La création, la transmission et la valorisation de l’art (son enseignement) sont indissociables. Les formes de l’art pénètrent en profondeur les processus de transmission, leurs objectifs, leurs méthodes et réciproquement.
Cela est d’autant plus vrai pour l’Académie royale des beaux-arts de Bruxelles/Ecole supérieure des arts dont l’histoire, elle est née en 1711, bien que prestigieuse ne l’a pas empêchée de renouveler sans cesse son rapport au monde ; tenir les deux pôles de la continuité et des ruptures. La coupure entre tradition et avant-garde n’a pas été source uniquement de conflits esthétiques ou politiques mais de dynamiques qui l’ont maintenue vivante d’une façon qui à peu d’équivalent en Europe. Les quelques grands étudiants, professeurs ou directeurs qui jalonnent sa réalité et son imaginaire, peintres, sculpteurs, graveurs, architectes, décorateurs, auraient de quoi remplir d’aise les plus grands musées. Citons, pour l’exemple, James ENSOR, Paul DELVAUX, René MAGRITTE, Victor HORTA, VAN RIJSSELBERGHE, Fernand KHNOPFF, Edgard P. JACOBS, Georges VANTONGERLOO, Jan TOOROP, André MASSON, Nicolas de STAËL, Vincent VAN GOGH…

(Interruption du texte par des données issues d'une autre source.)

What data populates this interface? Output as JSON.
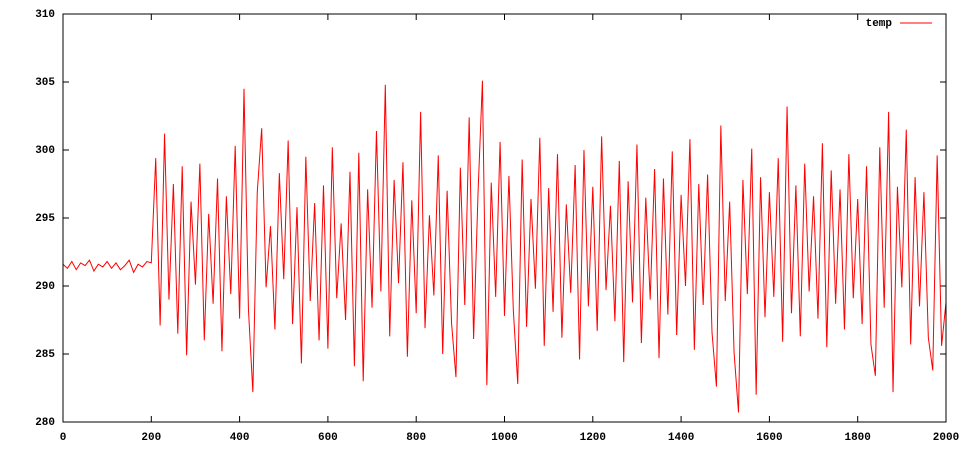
{
  "chart_data": {
    "type": "line",
    "x": [
      0,
      10,
      20,
      30,
      40,
      50,
      60,
      70,
      80,
      90,
      100,
      110,
      120,
      130,
      140,
      150,
      160,
      170,
      180,
      190,
      200,
      210,
      220,
      230,
      240,
      250,
      260,
      270,
      280,
      290,
      300,
      310,
      320,
      330,
      340,
      350,
      360,
      370,
      380,
      390,
      400,
      410,
      420,
      430,
      440,
      450,
      460,
      470,
      480,
      490,
      500,
      510,
      520,
      530,
      540,
      550,
      560,
      570,
      580,
      590,
      600,
      610,
      620,
      630,
      640,
      650,
      660,
      670,
      680,
      690,
      700,
      710,
      720,
      730,
      740,
      750,
      760,
      770,
      780,
      790,
      800,
      810,
      820,
      830,
      840,
      850,
      860,
      870,
      880,
      890,
      900,
      910,
      920,
      930,
      940,
      950,
      960,
      970,
      980,
      990,
      1000,
      1010,
      1020,
      1030,
      1040,
      1050,
      1060,
      1070,
      1080,
      1090,
      1100,
      1110,
      1120,
      1130,
      1140,
      1150,
      1160,
      1170,
      1180,
      1190,
      1200,
      1210,
      1220,
      1230,
      1240,
      1250,
      1260,
      1270,
      1280,
      1290,
      1300,
      1310,
      1320,
      1330,
      1340,
      1350,
      1360,
      1370,
      1380,
      1390,
      1400,
      1410,
      1420,
      1430,
      1440,
      1450,
      1460,
      1470,
      1480,
      1490,
      1500,
      1510,
      1520,
      1530,
      1540,
      1550,
      1560,
      1570,
      1580,
      1590,
      1600,
      1610,
      1620,
      1630,
      1640,
      1650,
      1660,
      1670,
      1680,
      1690,
      1700,
      1710,
      1720,
      1730,
      1740,
      1750,
      1760,
      1770,
      1780,
      1790,
      1800,
      1810,
      1820,
      1830,
      1840,
      1850,
      1860,
      1870,
      1880,
      1890,
      1900,
      1910,
      1920,
      1930,
      1940,
      1950,
      1960,
      1970,
      1980,
      1990,
      2000
    ],
    "series": [
      {
        "name": "temp",
        "color": "#ff0000",
        "values": [
          291.6,
          291.3,
          291.8,
          291.2,
          291.7,
          291.5,
          291.9,
          291.1,
          291.6,
          291.4,
          291.8,
          291.3,
          291.7,
          291.2,
          291.5,
          291.9,
          291.0,
          291.6,
          291.4,
          291.8,
          291.7,
          299.4,
          287.1,
          301.2,
          289.0,
          297.5,
          286.5,
          298.8,
          284.9,
          296.2,
          290.1,
          299.0,
          286.0,
          295.3,
          288.7,
          297.9,
          285.2,
          296.6,
          289.4,
          300.3,
          287.6,
          304.5,
          288.3,
          282.2,
          296.9,
          301.6,
          289.9,
          294.4,
          286.8,
          298.3,
          290.5,
          300.7,
          287.2,
          295.8,
          284.3,
          299.5,
          288.9,
          296.1,
          286.0,
          297.4,
          285.4,
          300.2,
          289.1,
          294.6,
          287.5,
          298.4,
          284.1,
          299.8,
          283.0,
          297.1,
          288.4,
          301.4,
          289.6,
          304.8,
          286.3,
          297.8,
          290.2,
          299.1,
          284.8,
          296.3,
          288.0,
          302.8,
          286.9,
          295.2,
          289.3,
          299.6,
          285.0,
          297.0,
          287.3,
          283.3,
          298.7,
          288.6,
          302.4,
          286.1,
          296.8,
          305.1,
          282.7,
          297.6,
          289.2,
          300.6,
          287.8,
          298.1,
          288.2,
          282.8,
          299.3,
          287.0,
          296.4,
          289.8,
          300.9,
          285.6,
          297.2,
          288.1,
          299.7,
          286.2,
          296.0,
          289.5,
          298.9,
          284.6,
          300.0,
          288.5,
          297.3,
          286.7,
          301.0,
          289.7,
          295.9,
          287.4,
          299.2,
          284.4,
          297.7,
          288.8,
          300.4,
          285.8,
          296.5,
          289.0,
          298.6,
          284.7,
          297.9,
          287.9,
          299.9,
          286.4,
          296.7,
          290.0,
          300.8,
          285.3,
          297.5,
          288.6,
          298.2,
          286.6,
          282.6,
          301.8,
          288.9,
          296.2,
          285.1,
          280.7,
          297.8,
          289.4,
          300.1,
          282.0,
          298.0,
          287.7,
          296.9,
          289.2,
          299.4,
          285.9,
          303.2,
          288.0,
          297.4,
          286.3,
          299.0,
          289.6,
          296.6,
          287.6,
          300.5,
          285.5,
          298.5,
          288.7,
          297.1,
          286.8,
          299.7,
          289.1,
          296.4,
          287.2,
          298.8,
          285.7,
          283.4,
          300.2,
          288.4,
          302.8,
          282.2,
          297.3,
          289.9,
          301.5,
          285.7,
          298.0,
          288.5,
          296.9,
          286.2,
          283.8,
          299.6,
          285.6,
          288.8
        ]
      }
    ],
    "xlim": [
      0,
      2000
    ],
    "xticks": [
      0,
      200,
      400,
      600,
      800,
      1000,
      1200,
      1400,
      1600,
      1800,
      2000
    ],
    "ylim": [
      280,
      310
    ],
    "yticks": [
      280,
      285,
      290,
      295,
      300,
      305,
      310
    ],
    "grid": false,
    "legend": "top-right"
  }
}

C’est à cet héritage que l’Académie de Bruxelles doit trois des principales caractéristiques qui sont les siennes aujourd’hui : elle est internationale (49% de ses étudiants viennent du monde entier) ; bien qu’école supérieure d’art située de plain pied dans le cadre européen (bachelier, master, doctorat) elle est pédagogiquement encore fortement structurée en ateliers couvrant aussi bien les beaux-arts que les arts décoratifs ou appliqués ; elle maintient actifs des ensembles techniques uniques qui couvrent tous les champs de l’art ; sans oublier une particularité transversale: un important domaine concernant la théorie, l’histoire et la recherche.

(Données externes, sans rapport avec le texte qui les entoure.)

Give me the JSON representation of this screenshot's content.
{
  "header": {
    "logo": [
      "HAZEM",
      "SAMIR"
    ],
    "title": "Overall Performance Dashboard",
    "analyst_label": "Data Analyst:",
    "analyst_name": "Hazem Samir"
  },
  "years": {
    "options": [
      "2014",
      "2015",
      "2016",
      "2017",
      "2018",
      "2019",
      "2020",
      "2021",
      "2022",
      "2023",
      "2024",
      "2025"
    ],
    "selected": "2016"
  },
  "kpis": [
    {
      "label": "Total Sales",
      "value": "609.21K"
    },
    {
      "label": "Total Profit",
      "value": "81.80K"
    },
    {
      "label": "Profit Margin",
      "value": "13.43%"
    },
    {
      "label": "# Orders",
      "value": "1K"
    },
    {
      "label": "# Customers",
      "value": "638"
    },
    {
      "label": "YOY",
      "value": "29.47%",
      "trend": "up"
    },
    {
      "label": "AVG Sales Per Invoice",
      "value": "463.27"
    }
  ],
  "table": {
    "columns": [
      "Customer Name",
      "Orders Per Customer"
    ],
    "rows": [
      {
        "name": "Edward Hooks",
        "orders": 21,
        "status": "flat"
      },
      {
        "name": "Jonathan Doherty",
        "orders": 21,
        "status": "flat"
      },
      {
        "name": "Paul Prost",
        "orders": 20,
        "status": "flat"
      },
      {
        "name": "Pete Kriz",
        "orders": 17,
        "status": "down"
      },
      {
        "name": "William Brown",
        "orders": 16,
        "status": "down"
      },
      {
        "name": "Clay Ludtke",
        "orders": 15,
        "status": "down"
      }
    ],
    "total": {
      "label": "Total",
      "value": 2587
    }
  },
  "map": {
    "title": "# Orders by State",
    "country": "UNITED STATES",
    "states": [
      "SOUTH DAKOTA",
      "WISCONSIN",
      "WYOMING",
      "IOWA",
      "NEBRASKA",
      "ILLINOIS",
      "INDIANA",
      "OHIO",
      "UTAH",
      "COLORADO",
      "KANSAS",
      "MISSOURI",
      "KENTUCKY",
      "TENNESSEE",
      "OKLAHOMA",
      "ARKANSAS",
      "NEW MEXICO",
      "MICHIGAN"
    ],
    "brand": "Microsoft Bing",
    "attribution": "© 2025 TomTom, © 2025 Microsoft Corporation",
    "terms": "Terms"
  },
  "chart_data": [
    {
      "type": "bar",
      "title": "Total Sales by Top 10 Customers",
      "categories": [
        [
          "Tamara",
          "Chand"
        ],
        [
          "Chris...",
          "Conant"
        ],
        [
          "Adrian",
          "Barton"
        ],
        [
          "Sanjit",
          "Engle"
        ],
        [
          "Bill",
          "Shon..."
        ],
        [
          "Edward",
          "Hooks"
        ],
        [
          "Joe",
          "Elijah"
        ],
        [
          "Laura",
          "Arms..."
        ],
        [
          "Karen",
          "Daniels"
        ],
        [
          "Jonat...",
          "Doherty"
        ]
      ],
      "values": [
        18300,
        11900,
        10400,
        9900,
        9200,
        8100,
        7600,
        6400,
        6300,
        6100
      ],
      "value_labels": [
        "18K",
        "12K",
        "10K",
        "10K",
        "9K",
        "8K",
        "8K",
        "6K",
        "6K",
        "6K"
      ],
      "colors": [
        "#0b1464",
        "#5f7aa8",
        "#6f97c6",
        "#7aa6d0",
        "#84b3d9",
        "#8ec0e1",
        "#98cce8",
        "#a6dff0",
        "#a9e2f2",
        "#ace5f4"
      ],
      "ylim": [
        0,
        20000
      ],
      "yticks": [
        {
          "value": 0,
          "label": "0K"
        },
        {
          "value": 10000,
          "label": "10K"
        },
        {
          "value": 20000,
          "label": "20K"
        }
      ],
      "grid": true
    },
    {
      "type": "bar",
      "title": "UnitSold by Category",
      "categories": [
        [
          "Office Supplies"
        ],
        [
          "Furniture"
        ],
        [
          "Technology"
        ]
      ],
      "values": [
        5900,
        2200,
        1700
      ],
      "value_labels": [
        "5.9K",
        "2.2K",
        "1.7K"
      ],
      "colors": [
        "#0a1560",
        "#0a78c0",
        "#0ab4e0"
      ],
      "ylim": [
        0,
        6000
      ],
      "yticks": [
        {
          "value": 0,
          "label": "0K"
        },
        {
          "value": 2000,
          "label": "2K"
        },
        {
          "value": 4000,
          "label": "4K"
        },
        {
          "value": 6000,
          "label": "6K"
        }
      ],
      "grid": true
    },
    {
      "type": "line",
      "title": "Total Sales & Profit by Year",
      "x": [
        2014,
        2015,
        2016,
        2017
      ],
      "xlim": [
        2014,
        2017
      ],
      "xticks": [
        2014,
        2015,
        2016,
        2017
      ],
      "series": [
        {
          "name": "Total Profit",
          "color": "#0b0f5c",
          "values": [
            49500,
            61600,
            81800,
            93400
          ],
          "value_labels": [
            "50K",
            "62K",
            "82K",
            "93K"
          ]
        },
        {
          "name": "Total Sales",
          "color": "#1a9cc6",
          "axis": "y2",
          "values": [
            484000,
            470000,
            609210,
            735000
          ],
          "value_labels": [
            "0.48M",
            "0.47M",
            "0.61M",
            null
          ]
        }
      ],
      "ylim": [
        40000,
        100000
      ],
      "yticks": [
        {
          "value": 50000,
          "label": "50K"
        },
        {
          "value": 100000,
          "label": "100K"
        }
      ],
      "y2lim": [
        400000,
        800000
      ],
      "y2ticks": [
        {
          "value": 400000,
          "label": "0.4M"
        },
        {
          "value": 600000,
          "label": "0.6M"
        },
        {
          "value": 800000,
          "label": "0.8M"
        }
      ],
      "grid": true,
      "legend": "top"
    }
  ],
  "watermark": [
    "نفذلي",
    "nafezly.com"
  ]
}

Pour sa participation à la JCE, puisque c’est en tant que telle qu’elle est invitée, l’Académie propose cinq artistes issus de domaines différents et tous ayant terminé leur cycle de master en 2013. Ce choix a pour objectif de montrer la diversité des pratiques qui s’y expérimentent et de permettre à de très jeunes artistes de se confronter à un large public et à des artistes européens de leur génération. Je tiens donc à remercier la JCE pour sa confiance et la chance qui leur est donnée.